I’m not sure I have the emotional fortitude to have these conversations, but I hope someone does. These questions demand answers.
This expectation will put many pro-democracy activists in an unusual position. Atheists, agnostics, Jews, liberal Catholics, mainstream protestants, and many thoughtful people with other beliefs aren’t exactly well practiced at proselytizing. Those who typically view religious faith as a personal and private endeavor, will find it difficult to do what I suggest here.
Yet many of us have family and friends who, within the chosen safety of their evangelical enclaves, are never held accountable or asked to explain the many ugly national sins that made their candidate’s rise possible — the mendacity, bigotry, xenophobia, misogyny, and language of violence that so clearly energized the Trump phenomenon.
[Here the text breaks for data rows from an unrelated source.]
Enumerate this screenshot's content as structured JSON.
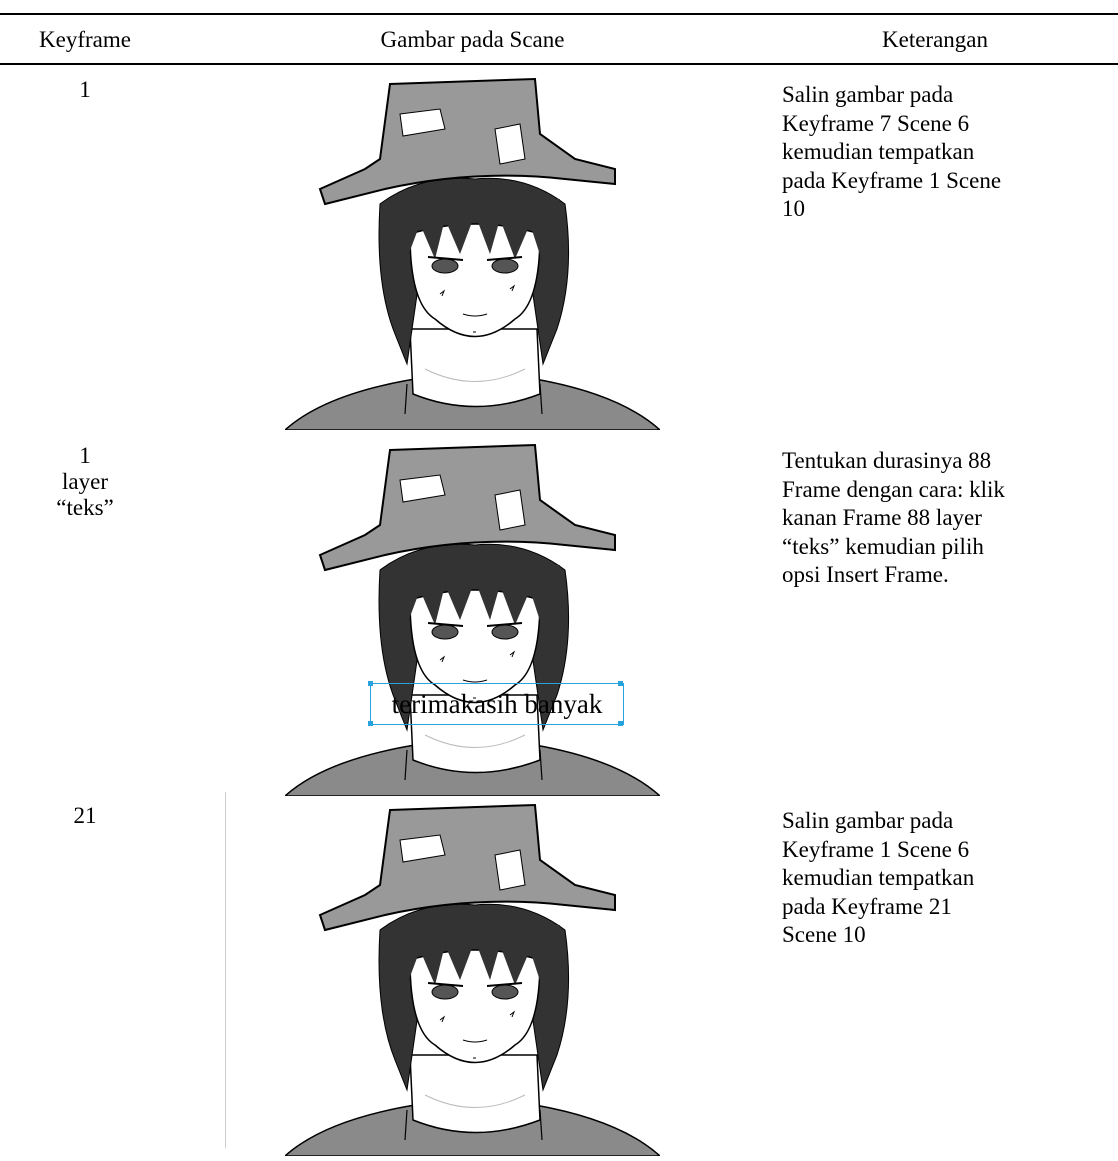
{
  "table": {
    "headers": [
      "Keyframe",
      "Gambar pada Scane",
      "Keterangan"
    ],
    "rows": [
      {
        "keyframe": [
          "1"
        ],
        "description": [
          "Salin gambar pada",
          "Keyframe 7 Scene 6",
          "kemudian tempatkan",
          "pada Keyframe 1 Scene",
          "10"
        ]
      },
      {
        "keyframe": [
          "1",
          "layer",
          "“teks”"
        ],
        "image_text": "terimakasih banyak",
        "description": [
          "Tentukan durasinya 88",
          "Frame dengan cara: klik",
          "kanan Frame 88 layer",
          "“teks” kemudian pilih",
          "opsi Insert Frame."
        ]
      },
      {
        "keyframe": [
          "21"
        ],
        "description": [
          "Salin gambar pada",
          "Keyframe 1 Scene 6",
          "kemudian tempatkan",
          "pada Keyframe 21",
          "Scene 10"
        ]
      }
    ]
  }
}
These unconfessed sins, as well as ongoing support from evangelicals, are precisely what will keep Trump in power or drive him from it. Given the circumstances, it’s appropriate to expect, if not demand, religious answers to questions we ourselves may not find particularly religious.
Our conscience, and the weight of this historical moment, should serve as a reminder that this strategy is more than an exercise in irony. We can now refuse the inevitable attempts by Trump evangelicals to revert to arguments no longer relevant under new dynamics of governance. We can also ask them to explain the connection they make between their chosen president and their own heartfelt religious convictions.